If you’ve dreamt about having a place where “everybody knows your name,” be prepared. The journey to bar ownership can be a long one. It requires more careful planning and preparation than most businesses. After all, you’re hoping to sell a tightly regulated substance profitably. Still, most successful bar owners can’t imagine doing anything else. So, what do you need to know about opening a bar?
Don’t Fail To Plan
Because bar ownership is complex, you must plan carefully. Carefully map out the type of establishment you hope to run. Will it be a large nightclub? An intimate pub? Something in between? What type of seating will it have? What type of food? Will you have a signature cocktail? How many employees? A nightclub needs DJs, door people, servers, and a host of others, while a pub might only need a few bartenders and servers.
Write out everything you need. You may find inspiration in bars you visited overseas, ones you liked when you were younger, or Pinterest.
The New York City Department of Small Business Services (SBS) offers free business courses, including developing a business plan. You will also have a chance to meet with experienced bar owners who can offer their advice. SBS also improves your chances of getting financing. While this can be challenging for any new business, bars have specific risks.
Although it’s easier to operate as a sole proprietor, it’s also risky. You’ll be liable for anything that happens in your bar, from a slip and fall to an intoxicated guest causing an accident. A limited liability company (LLC) can protect your assets and is a fairly simple instrument. It also offers some unique tax advantages.

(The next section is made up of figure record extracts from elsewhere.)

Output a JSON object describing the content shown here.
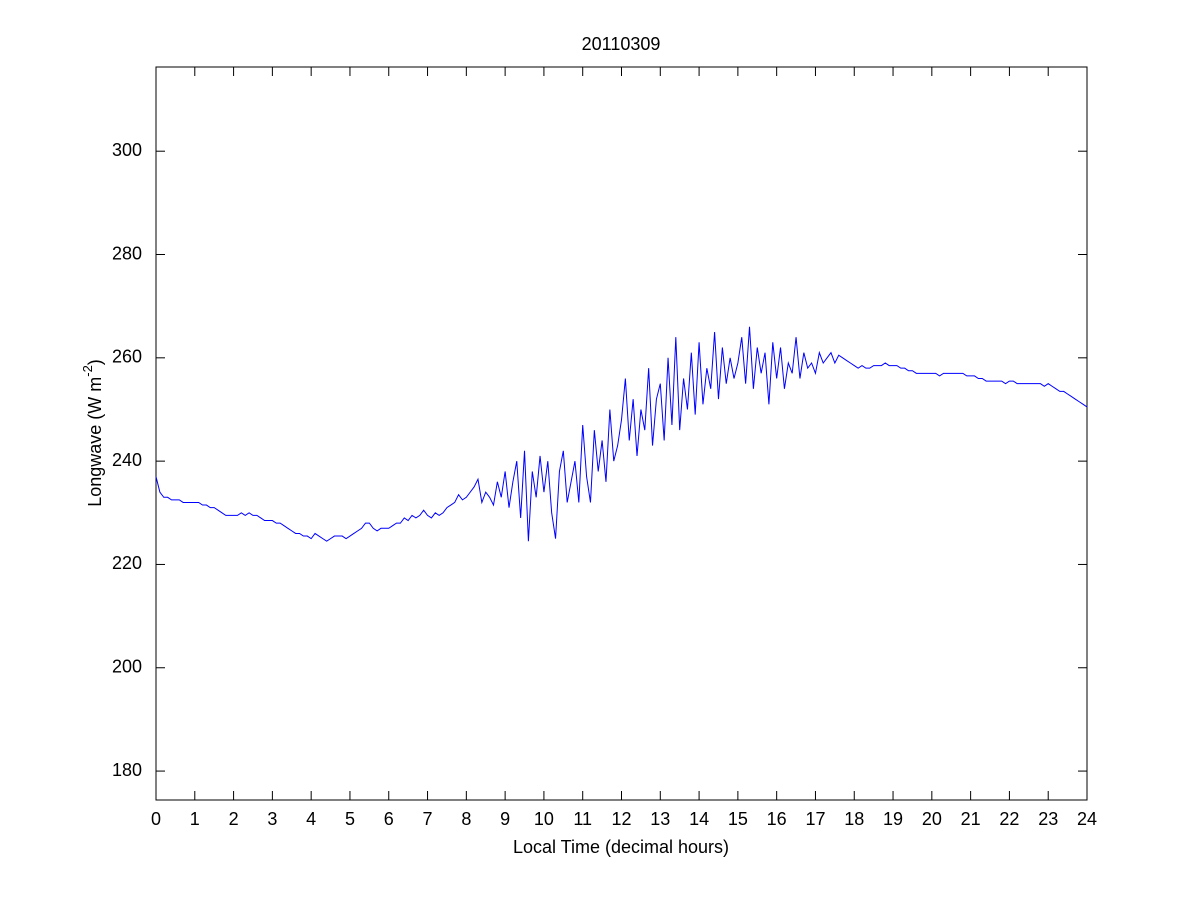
{
  "chart_data": {
    "type": "line",
    "title": "20110309",
    "x_label": "Local Time (decimal hours)",
    "y_label_parts": [
      "Longwave (W m",
      "-2",
      ")"
    ],
    "xlim": [
      0,
      24
    ],
    "xticks": [
      0,
      1,
      2,
      3,
      4,
      5,
      6,
      7,
      8,
      9,
      10,
      11,
      12,
      13,
      14,
      15,
      16,
      17,
      18,
      19,
      20,
      21,
      22,
      23,
      24
    ],
    "ylim": [
      174.4,
      316.3
    ],
    "yticks": [
      180,
      200,
      220,
      240,
      260,
      280,
      300
    ],
    "grid": false,
    "x": [
      0,
      0.1,
      0.2,
      0.3,
      0.4,
      0.5,
      0.6,
      0.7,
      0.8,
      0.9,
      1,
      1.1,
      1.2,
      1.3,
      1.4,
      1.5,
      1.6,
      1.7,
      1.8,
      1.9,
      2,
      2.1,
      2.2,
      2.3,
      2.4,
      2.5,
      2.6,
      2.7,
      2.8,
      2.9,
      3,
      3.1,
      3.2,
      3.3,
      3.4,
      3.5,
      3.6,
      3.7,
      3.8,
      3.9,
      4,
      4.1,
      4.2,
      4.3,
      4.4,
      4.5,
      4.6,
      4.7,
      4.8,
      4.9,
      5,
      5.1,
      5.2,
      5.3,
      5.4,
      5.5,
      5.6,
      5.7,
      5.8,
      5.9,
      6,
      6.1,
      6.2,
      6.3,
      6.4,
      6.5,
      6.6,
      6.7,
      6.8,
      6.9,
      7,
      7.1,
      7.2,
      7.3,
      7.4,
      7.5,
      7.6,
      7.7,
      7.8,
      7.9,
      8,
      8.1,
      8.2,
      8.3,
      8.4,
      8.5,
      8.6,
      8.7,
      8.8,
      8.9,
      9,
      9.1,
      9.2,
      9.3,
      9.4,
      9.5,
      9.6,
      9.7,
      9.8,
      9.9,
      10,
      10.1,
      10.2,
      10.3,
      10.4,
      10.5,
      10.6,
      10.7,
      10.8,
      10.9,
      11,
      11.1,
      11.2,
      11.3,
      11.4,
      11.5,
      11.6,
      11.7,
      11.8,
      11.9,
      12,
      12.1,
      12.2,
      12.3,
      12.4,
      12.5,
      12.6,
      12.7,
      12.8,
      12.9,
      13,
      13.1,
      13.2,
      13.3,
      13.4,
      13.5,
      13.6,
      13.7,
      13.8,
      13.9,
      14,
      14.1,
      14.2,
      14.3,
      14.4,
      14.5,
      14.6,
      14.7,
      14.8,
      14.9,
      15,
      15.1,
      15.2,
      15.3,
      15.4,
      15.5,
      15.6,
      15.7,
      15.8,
      15.9,
      16,
      16.1,
      16.2,
      16.3,
      16.4,
      16.5,
      16.6,
      16.7,
      16.8,
      16.9,
      17,
      17.1,
      17.2,
      17.3,
      17.4,
      17.5,
      17.6,
      17.7,
      17.8,
      17.9,
      18,
      18.1,
      18.2,
      18.3,
      18.4,
      18.5,
      18.6,
      18.7,
      18.8,
      18.9,
      19,
      19.1,
      19.2,
      19.3,
      19.4,
      19.5,
      19.6,
      19.7,
      19.8,
      19.9,
      20,
      20.1,
      20.2,
      20.3,
      20.4,
      20.5,
      20.6,
      20.7,
      20.8,
      20.9,
      21,
      21.1,
      21.2,
      21.3,
      21.4,
      21.5,
      21.6,
      21.7,
      21.8,
      21.9,
      22,
      22.1,
      22.2,
      22.3,
      22.4,
      22.5,
      22.6,
      22.7,
      22.8,
      22.9,
      23,
      23.1,
      23.2,
      23.3,
      23.4,
      23.5,
      23.6,
      23.7,
      23.8,
      23.9,
      24
    ],
    "series": [
      {
        "color": "#0000ff",
        "values": [
          237,
          234,
          233,
          233,
          232.5,
          232.5,
          232.5,
          232,
          232,
          232,
          232,
          232,
          231.5,
          231.5,
          231,
          231,
          230.5,
          230,
          229.5,
          229.5,
          229.5,
          229.5,
          230,
          229.5,
          230,
          229.5,
          229.5,
          229,
          228.5,
          228.5,
          228.5,
          228,
          228,
          227.5,
          227,
          226.5,
          226,
          226,
          225.5,
          225.5,
          225,
          226,
          225.5,
          225,
          224.5,
          225,
          225.5,
          225.5,
          225.5,
          225,
          225.5,
          226,
          226.5,
          227,
          228,
          228,
          227,
          226.5,
          227,
          227,
          227,
          227.5,
          228,
          228,
          229,
          228.5,
          229.5,
          229,
          229.5,
          230.5,
          229.5,
          229,
          230,
          229.5,
          230,
          231,
          231.5,
          232,
          233.5,
          232.5,
          233,
          234,
          235,
          236.5,
          232,
          234,
          233,
          231.5,
          236,
          233,
          238,
          231,
          236,
          240,
          229,
          242,
          224.5,
          238,
          233,
          241,
          234,
          240,
          230,
          225,
          238,
          242,
          232,
          236,
          240,
          232,
          247,
          237,
          232,
          246,
          238,
          244,
          236,
          250,
          240,
          243,
          248,
          256,
          244,
          252,
          241,
          250,
          246,
          258,
          243,
          252,
          255,
          244,
          260,
          247,
          264,
          246,
          256,
          250,
          261,
          249,
          263,
          251,
          258,
          254,
          265,
          252,
          262,
          255,
          260,
          256,
          259,
          264,
          255,
          266,
          254,
          262,
          257,
          261,
          251,
          263,
          256,
          262,
          254,
          259,
          257,
          264,
          256,
          261,
          258,
          259,
          257,
          261,
          259,
          260,
          261,
          259,
          260.5,
          260,
          259.5,
          259,
          258.5,
          258,
          258.5,
          258,
          258,
          258.5,
          258.5,
          258.5,
          259,
          258.5,
          258.5,
          258.5,
          258,
          258,
          257.5,
          257.5,
          257,
          257,
          257,
          257,
          257,
          257,
          256.5,
          257,
          257,
          257,
          257,
          257,
          257,
          256.5,
          256.5,
          256.5,
          256,
          256,
          255.5,
          255.5,
          255.5,
          255.5,
          255.5,
          255,
          255.5,
          255.5,
          255,
          255,
          255,
          255,
          255,
          255,
          255,
          254.5,
          255,
          254.5,
          254,
          253.5,
          253.5,
          253,
          252.5,
          252,
          251.5,
          251,
          250.5
        ]
      }
    ]
  }
}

Once you’ve settled on a name, hire a graphic designer for the logo. You’ll want to retain copyright from the designer and apply for a trademark. You’ll probably want to hire an intellectual property attorney. You may want to put this logo on everything from cocktail napkins to T-shirts (in some bars, merchandise is a significant part of their revenue.)
It’s never too soon to think about marketing. Relying on word of mouth and walk-ins is a recipe for failure. Start building your social media presence early. Although advertising can be costly, some bar owners feel it is vital to their growth.
“Location isn’t everything; it’s the only thing” might be a slight exaggeration. Still, the location may determine your clientele if many of your customers live nearby. You should know how upscale your bar will be and its unique elements, which will also help determine location. Do you need a space with parking, room for tables, proximity to a freeway exit? Keep in mind your projected costs for rent and utilities, along with zoning issues. Take your time to find the best location.
You will need several certificates, permits, and a business license. There are so many that New York City’s Step-by-Step Wizard, which offers small businesses a customized list of applicable licenses and permits (along with State and Federal licenses), takes ten minutes to navigate. Still, if you are opening a bar, you need to get a liquor license. Nothing is as vital. After all, if you can’t sell booze, you don’t have a business.
Although many owners handle the paperwork themselves, hiring an attorney can help you avoid mistakes that could delay your opening, thus costing you more than their fees. You’ll also need to schedule pre-opening inspections, while your employees will need to have certain certifications as well. When it’s all finished, raise a glass and offer a toast –– to yourself!